Agape
We don’t really understand love anymore.
We understand attraction. Validation. Chemistry. Possession. Pleasure. Performance.
But love? Real love? The kind that changes people and carries suffering and remains when things become ugly? That kind of love is rare.
The ancient Greeks had multiple words for love because they understood what we flatten into one vague emotional concept.
Eros is passionate love. Sexual love. Desire.
Storge is familial love. The love between parent and child.
Philos is brotherhood. Friendship. Loyalty forged in shared life.
But Agape is different.
Agape is sacrificial love.
Agape says: I will carry pain so someone else can live.

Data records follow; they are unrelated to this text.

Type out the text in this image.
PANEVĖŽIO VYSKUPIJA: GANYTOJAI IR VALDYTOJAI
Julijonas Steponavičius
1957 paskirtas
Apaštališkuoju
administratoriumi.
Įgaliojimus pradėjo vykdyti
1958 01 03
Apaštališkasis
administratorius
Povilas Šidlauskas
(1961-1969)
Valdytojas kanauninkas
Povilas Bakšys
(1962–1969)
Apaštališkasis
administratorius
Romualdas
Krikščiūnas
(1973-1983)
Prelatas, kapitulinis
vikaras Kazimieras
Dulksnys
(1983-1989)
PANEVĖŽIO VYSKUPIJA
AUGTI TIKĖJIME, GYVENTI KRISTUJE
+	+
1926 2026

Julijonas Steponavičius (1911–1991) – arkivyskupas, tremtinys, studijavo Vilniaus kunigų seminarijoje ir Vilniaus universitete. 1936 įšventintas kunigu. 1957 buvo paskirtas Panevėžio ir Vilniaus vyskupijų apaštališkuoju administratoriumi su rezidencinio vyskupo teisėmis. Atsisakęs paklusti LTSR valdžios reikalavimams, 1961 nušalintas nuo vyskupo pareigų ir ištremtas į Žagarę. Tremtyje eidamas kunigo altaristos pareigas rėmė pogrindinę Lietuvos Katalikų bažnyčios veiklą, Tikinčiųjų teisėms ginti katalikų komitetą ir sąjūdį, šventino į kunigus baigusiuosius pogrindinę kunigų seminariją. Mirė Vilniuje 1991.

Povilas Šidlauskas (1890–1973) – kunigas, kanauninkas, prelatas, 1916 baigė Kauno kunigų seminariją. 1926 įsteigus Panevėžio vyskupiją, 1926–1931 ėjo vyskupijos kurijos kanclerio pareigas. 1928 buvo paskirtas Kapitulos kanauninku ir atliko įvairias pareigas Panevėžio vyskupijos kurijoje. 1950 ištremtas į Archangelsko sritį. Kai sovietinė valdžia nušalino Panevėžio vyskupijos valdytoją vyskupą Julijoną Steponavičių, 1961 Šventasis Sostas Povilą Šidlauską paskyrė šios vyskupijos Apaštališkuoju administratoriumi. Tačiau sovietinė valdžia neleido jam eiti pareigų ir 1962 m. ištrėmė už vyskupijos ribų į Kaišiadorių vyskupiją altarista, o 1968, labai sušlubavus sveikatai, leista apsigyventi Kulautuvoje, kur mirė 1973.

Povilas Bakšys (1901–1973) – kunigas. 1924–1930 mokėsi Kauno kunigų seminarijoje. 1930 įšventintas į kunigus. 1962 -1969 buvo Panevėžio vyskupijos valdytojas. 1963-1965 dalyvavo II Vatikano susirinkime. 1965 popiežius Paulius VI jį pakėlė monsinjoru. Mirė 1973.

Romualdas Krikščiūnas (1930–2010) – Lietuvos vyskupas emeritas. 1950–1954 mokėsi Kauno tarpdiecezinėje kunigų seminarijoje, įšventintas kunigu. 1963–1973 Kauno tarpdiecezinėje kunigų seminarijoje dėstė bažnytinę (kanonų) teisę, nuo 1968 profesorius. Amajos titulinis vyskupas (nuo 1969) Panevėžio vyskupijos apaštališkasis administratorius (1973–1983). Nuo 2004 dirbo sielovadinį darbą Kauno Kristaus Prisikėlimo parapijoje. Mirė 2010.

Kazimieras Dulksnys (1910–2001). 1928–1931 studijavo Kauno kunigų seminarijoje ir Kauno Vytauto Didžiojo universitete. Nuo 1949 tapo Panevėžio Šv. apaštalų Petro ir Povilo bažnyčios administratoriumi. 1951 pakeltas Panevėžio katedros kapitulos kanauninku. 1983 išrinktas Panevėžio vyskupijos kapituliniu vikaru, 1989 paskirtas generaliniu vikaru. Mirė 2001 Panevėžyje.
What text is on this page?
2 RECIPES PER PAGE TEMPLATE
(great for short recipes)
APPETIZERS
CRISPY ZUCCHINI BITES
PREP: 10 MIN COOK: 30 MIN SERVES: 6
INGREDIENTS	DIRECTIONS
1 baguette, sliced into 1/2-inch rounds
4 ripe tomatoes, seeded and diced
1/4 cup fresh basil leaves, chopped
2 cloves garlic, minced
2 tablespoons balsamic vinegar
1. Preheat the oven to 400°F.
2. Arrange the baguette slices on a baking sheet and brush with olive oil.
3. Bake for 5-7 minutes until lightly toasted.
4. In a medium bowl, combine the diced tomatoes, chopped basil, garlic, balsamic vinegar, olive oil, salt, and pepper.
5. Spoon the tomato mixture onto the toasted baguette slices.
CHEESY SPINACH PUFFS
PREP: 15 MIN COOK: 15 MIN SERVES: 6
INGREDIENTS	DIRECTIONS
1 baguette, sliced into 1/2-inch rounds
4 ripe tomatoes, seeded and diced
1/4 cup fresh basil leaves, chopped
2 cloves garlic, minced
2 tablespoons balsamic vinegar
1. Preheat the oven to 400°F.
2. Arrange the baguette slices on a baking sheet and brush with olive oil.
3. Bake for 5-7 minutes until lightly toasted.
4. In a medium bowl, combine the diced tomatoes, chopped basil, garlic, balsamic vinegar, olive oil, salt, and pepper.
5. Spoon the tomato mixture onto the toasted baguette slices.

That is why the love of Jesus still stands apart from every other vision of love humanity has ever produced.
Not because Christians always reflect it well. God knows we often do not.
But because Christ loved beyond instinct.
Beyond romance.
Beyond tribal loyalty.
Beyond self-interest.
Jesus washed the feet of friends who would abandon him days later. He forgave people while they mocked him. He stood beside the rejected, touched the untouchable, defended the humiliated, and chose the cross knowing full well what it would cost him.
That is not sentimental love.
That is costly love.
Real love always costs something.
A mother staying awake beside a sick child.
A friend refusing to walk away during addiction or collapse.
A father sacrificing comfort to protect his children.
A person telling the truth when lies would preserve reputation.
The cross is not merely a religious symbol. It is the ultimate confrontation with selfishness.
Most of us want love that makes us feel good.
Jesus revealed love willing to bleed for someone else.
That is Agape.
And I suspect it is the only thing powerful enough to save us from ourselves.